Manuela Carmena y la “corte” de Podemos en Madrid acaban de volver a aniquilar a los ocho carmelitas asesinados en 1936 por los antepasados políticos de la propia Carmena, que perteneció al Partido Comunista de España, y por su cortejo de Podemos, herederos directos del totalitarismo laicista de aquellos años.

En la operación de aniquilación del pasado que no les gusta, los laicistas que ocupan el Ayuntamiento de Madrid gracias al PSOE han empezado a destruir lo que denominan “memoria histórica”, y la primera medida consiste en acabar con los nombres de ocho mártires de la persecución religiosa, los ocho carmelitas que fueron fusilados durante la pasada república por ser católicos.
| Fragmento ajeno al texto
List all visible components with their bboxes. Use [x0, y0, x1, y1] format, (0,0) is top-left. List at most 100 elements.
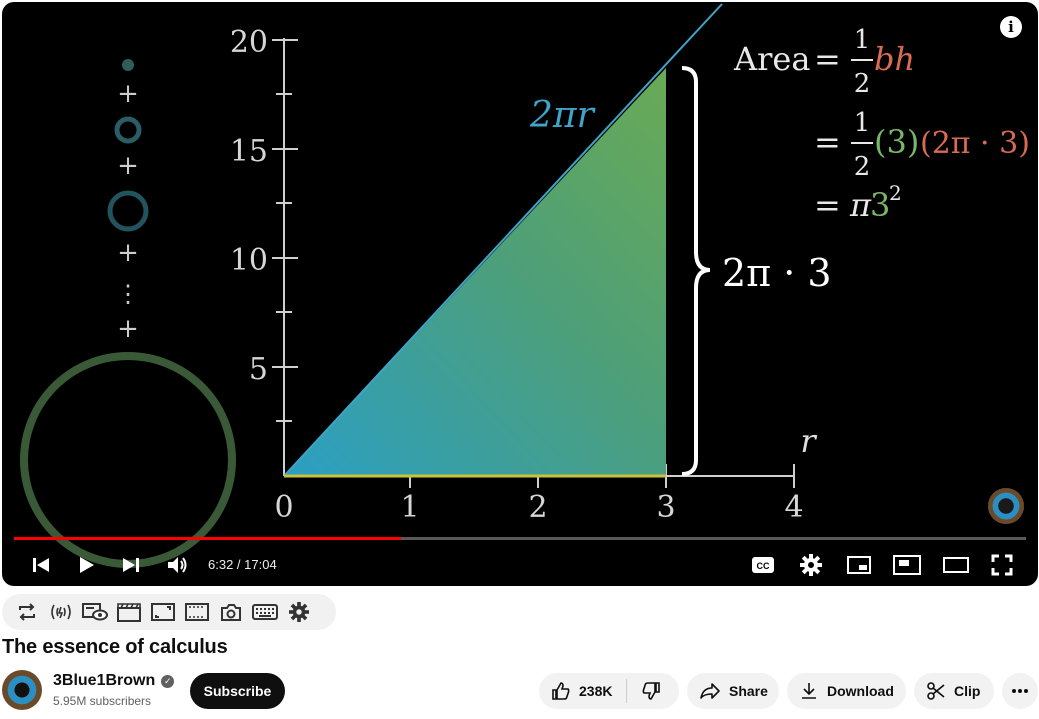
- svg-text:⋮: ⋮: [116, 280, 140, 308]
- share-button[interactable]: Share: [687, 673, 779, 709]
- like-count: 238K: [579, 683, 613, 699]
- y-tick-15: 15: [230, 134, 268, 169]
- eq3-equals: =: [814, 186, 841, 224]
- share-label: Share: [729, 683, 768, 699]
- eq1-equals: =: [814, 40, 841, 78]
- theater-icon: [943, 557, 969, 573]
- channel-watermark[interactable]: [988, 488, 1024, 524]
- like-button[interactable]: 238K: [539, 673, 626, 709]
- x-tick-0: 0: [274, 490, 293, 525]
- picture-in-picture-icon: [893, 555, 921, 575]
- hypotenuse-label: 2πr: [529, 95, 596, 136]
- theater-mode-button[interactable]: [892, 551, 922, 579]
- progress-played: [14, 537, 401, 540]
- miniplayer-icon: [847, 556, 871, 574]
- eq3-three: 3: [870, 186, 890, 224]
- more-horizontal-icon: [1012, 689, 1028, 693]
- r-axis-label: r: [800, 422, 817, 460]
- frame-icon[interactable]: [150, 601, 176, 623]
- y-tick-5: 5: [249, 352, 268, 387]
- x-tick-1: 1: [400, 490, 419, 525]
- settings-button[interactable]: [798, 551, 824, 579]
- svg-text:+: +: [117, 79, 139, 109]
- thumbs-up-icon: [552, 682, 570, 700]
- thumbs-down-icon: [643, 682, 661, 700]
- eq1-half-den: 2: [854, 69, 871, 99]
- channel-name[interactable]: 3Blue1Brown ✓: [53, 672, 175, 690]
- progress-bar[interactable]: [14, 537, 1026, 540]
- verified-icon: ✓: [161, 675, 175, 688]
- scissors-icon: [927, 682, 945, 700]
- camera-icon[interactable]: [218, 601, 244, 623]
- volume-button[interactable]: [165, 551, 191, 579]
- time-current: 6:32: [208, 557, 234, 572]
- subscriber-count: 5.95M subscribers: [53, 694, 152, 708]
- share-icon: [700, 683, 720, 699]
- eq2-three: (3): [874, 123, 919, 161]
- info-icon[interactable]: i: [1000, 16, 1022, 38]
- subscribe-button[interactable]: Subscribe: [190, 673, 285, 709]
- y-tick-20: 20: [230, 25, 268, 60]
- time-display: 6:32 / 17:04: [208, 557, 277, 572]
- clip-label: Clip: [954, 683, 981, 699]
- brace-shape: [681, 66, 711, 476]
- next-button[interactable]: [120, 551, 142, 579]
- video-player[interactable]: + + + ⋮ + 20 15 10 5 0 1 2 3 4 r 2πr 2π …: [2, 2, 1038, 586]
- fullscreen-icon: [991, 554, 1013, 576]
- area-equations: Area = 1 2 bh = 1 2 (3) (2π · 3) = π 3 2: [733, 25, 1030, 224]
- x-tick-2: 2: [528, 490, 547, 525]
- video-title: The essence of calculus: [2, 636, 228, 658]
- skip-next-icon: [123, 558, 139, 572]
- dislike-button[interactable]: [627, 673, 675, 709]
- brace-label: 2π · 3: [722, 251, 832, 295]
- eq3-pi: π: [849, 186, 872, 224]
- play-button[interactable]: [76, 551, 98, 579]
- time-separator: /: [233, 557, 245, 572]
- wireless-icon[interactable]: [48, 601, 74, 623]
- area-word: Area: [733, 40, 810, 78]
- more-actions-button[interactable]: [1002, 673, 1038, 709]
- svg-text:+: +: [117, 151, 139, 181]
- cinema-icon[interactable]: [184, 601, 210, 623]
- video-frame: + + + ⋮ + 20 15 10 5 0 1 2 3 4 r 2πr 2π …: [20, 3, 1030, 568]
- eye-screen-icon[interactable]: [82, 601, 108, 623]
- gear-icon: [800, 554, 822, 576]
- play-icon: [80, 557, 94, 573]
- loop-icon[interactable]: [14, 601, 40, 623]
- download-button[interactable]: Download: [787, 673, 906, 709]
- skip-previous-icon: [33, 558, 49, 572]
- svg-text:+: +: [117, 238, 139, 268]
- ring-sequence: + + + ⋮ +: [20, 59, 236, 568]
- wide-mode-button[interactable]: [942, 551, 970, 579]
- svg-text:CC: CC: [757, 561, 770, 571]
- clapper-icon[interactable]: [116, 601, 142, 623]
- channel-name-text[interactable]: 3Blue1Brown: [53, 672, 155, 689]
- x-tick-3: 3: [656, 490, 675, 525]
- miniplayer-button[interactable]: [845, 551, 873, 579]
- captions-button[interactable]: CC: [750, 551, 776, 579]
- eq2-half-num: 1: [854, 108, 871, 138]
- previous-button[interactable]: [30, 551, 52, 579]
- fullscreen-button[interactable]: [989, 551, 1015, 579]
- x-tick-4: 4: [784, 490, 803, 525]
- gear-icon[interactable]: [286, 601, 312, 623]
- eq1-bh: bh: [874, 40, 915, 78]
- captions-icon: CC: [752, 557, 774, 573]
- eq2-two-pi-three: (2π · 3): [920, 126, 1030, 161]
- download-label: Download: [827, 683, 894, 699]
- volume-icon: [168, 557, 187, 573]
- clip-button[interactable]: Clip: [914, 673, 994, 709]
- extension-toolbar: [2, 594, 336, 630]
- keyboard-icon[interactable]: [252, 601, 278, 623]
- y-tick-10: 10: [230, 243, 268, 278]
- player-controls: 6:32 / 17:04 CC: [2, 545, 1038, 585]
- avatar[interactable]: [2, 670, 42, 710]
- eq2-equals: =: [814, 123, 841, 161]
- svg-text:+: +: [117, 314, 139, 344]
- download-icon: [802, 683, 816, 699]
- time-total: 17:04: [244, 557, 277, 572]
- eq2-half-den: 2: [854, 152, 871, 182]
- like-dislike-group: 238K: [539, 673, 679, 709]
- eq3-exponent: 2: [889, 181, 902, 205]
- eq1-half-num: 1: [854, 25, 871, 55]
Estos mártires están enterrados en el cementerio de Carabanchel Bajo y la lápida que ilustra esta información recordaba hasta ahora los hechos.

Pero la “memoria histórica” inventada por Zapatero y aplicada ahora por sus sucesores en el Ayuntamiento de Madrid no pretende, como presumen, borrar el pasado franquista sino ocultar los crimenes de sus antepasados políticos.

Por este motivo, la primera acción de la campaña de destrucción del pasado disfrazado de “memoria histórica” ha consistido en destruir la plaza que habla de persecución y martirio.